Last week (and this week) are mental health awareness week and ELBA has been participating in the new Green Ribbon campaign. The idea is to get people talking about mental health and to end the stigma that is attached to it. The Green Ribbon campaign has been launched by the Lord Mayor’s Appeal, and is part of the This is Me initiative, which features senior leaders from major corporations talking about their own experience of mental ill-health – and how they got better or found coping strategies. Many ELBA corporate partners are involved in the This is Me campaign, and hopefully 50,000 people wearing green ribbons on their lapels will stimulate more conversations and a gradual widening of the debate.

For employers, mental ill-health has a real cost beyond just the personal trauma. A 2014 report by the GLA estimated that £1.9 billion is lost each year in London to reduced productivity arising from mental ill health – a combination of sickness absence, presenteeism and the lost productivity that arises when departing workers have to be replaced by new recruits.

Larger employers have adopted in-house wellbeing programmes to help keep their workforce health and productive. Increasing numbers are giving their line managers mental health training – and just last month we heard that Mental Health First Aid (MHFA) England are now training around 10,000 people in Mental Health First Aid every month. But what can smaller employers do? Even pretty big medium sized companies sometimes struggle to find services that they can draw in to help when an employee discloses or exhibits mental health problems, and if they find a suitable service, will it be able to respond quickly enough? It can leave employers in a position where even if they have goodwill and the right intentions, they may not handle the situation well and it can end in a messy tumbling out of work for the employee.

I was thinking of three things a smaller employer could do. Firstly, talk. In staff meetings, team briefings, pizza lunches – wherever your staff get together, senior leaders can encourage their staff to talk about mental health. People are never too shy to talk about their skiing accidents, bad backs or operations, so it shouldn’t be any different for mental health.

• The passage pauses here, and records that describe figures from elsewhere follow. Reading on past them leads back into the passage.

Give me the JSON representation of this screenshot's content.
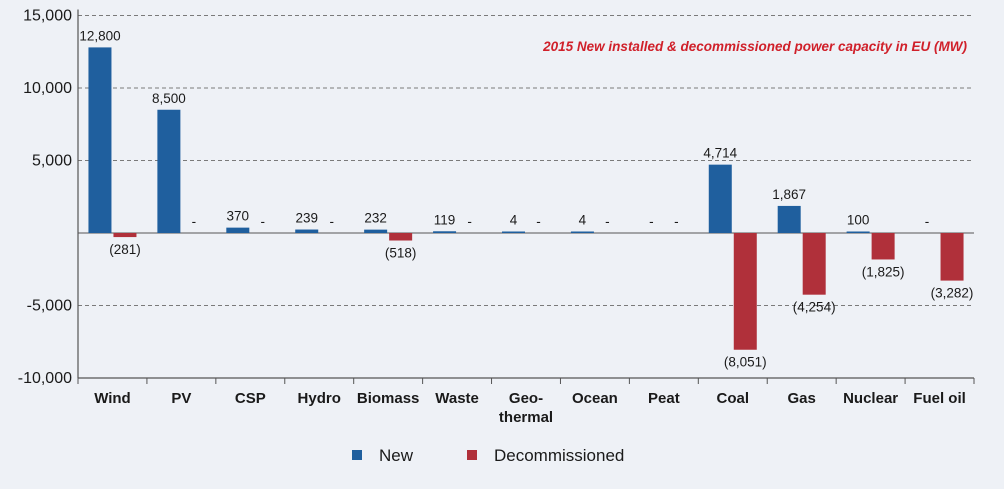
{
  "chart_data": {
    "type": "bar",
    "title": "2015 New installed & decommissioned power capacity in EU (MW)",
    "categories": [
      "Wind",
      "PV",
      "CSP",
      "Hydro",
      "Biomass",
      "Waste",
      "Geo-\nthermal",
      "Ocean",
      "Peat",
      "Coal",
      "Gas",
      "Nuclear",
      "Fuel oil"
    ],
    "series": [
      {
        "name": "New",
        "color": "#1f5f9e",
        "values": [
          12800,
          8500,
          370,
          239,
          232,
          119,
          4,
          4,
          0,
          4714,
          1867,
          100,
          0
        ],
        "labels": [
          "12,800",
          "8,500",
          "370",
          "239",
          "232",
          "119",
          "4",
          "4",
          "-",
          "4,714",
          "1,867",
          "100",
          "-"
        ]
      },
      {
        "name": "Decommissioned",
        "color": "#b0303a",
        "values": [
          -281,
          0,
          0,
          0,
          -518,
          0,
          0,
          0,
          0,
          -8051,
          -4254,
          -1825,
          -3282
        ],
        "labels": [
          "(281)",
          "-",
          "-",
          "-",
          "(518)",
          "-",
          "-",
          "-",
          "-",
          "(8,051)",
          "(4,254)",
          "(1,825)",
          "(3,282)"
        ]
      }
    ],
    "ylim": [
      -10000,
      15000
    ],
    "yticks": [
      15000,
      10000,
      5000,
      -5000,
      -10000
    ],
    "ytick_labels": [
      "15,000",
      "10,000",
      "5,000",
      "-5,000",
      "-10,000"
    ],
    "grid": "dashed horizontal",
    "legend_position": "bottom",
    "title_color": "#d0202a"
  }
}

Second, let the staff themselves come up with some ideas to promote wellbeing in the workplace. It might be some collective exercise sessions, or some group activities. At ELBA we have Midday Moves where one of the team will lead a few stretches and exercises to get people away from their screens, and we have a book club coming up, and a lunchtime session on yoga and laughter (might be too busy that day). There are loads of great ideas easily found on the internet.

Thirdly, review personnel and HR policies and practices now, before you might need them. Are mental health conditions recognised properly in the staff handbook, and do managers know how to react, when to refer and to who if cases of mental ill-health arise.

Three simple steps which don’t cost much, if anything. Doing them as part of mental health awareness raising seems a positive way to get involved in Mental Health Awareness week.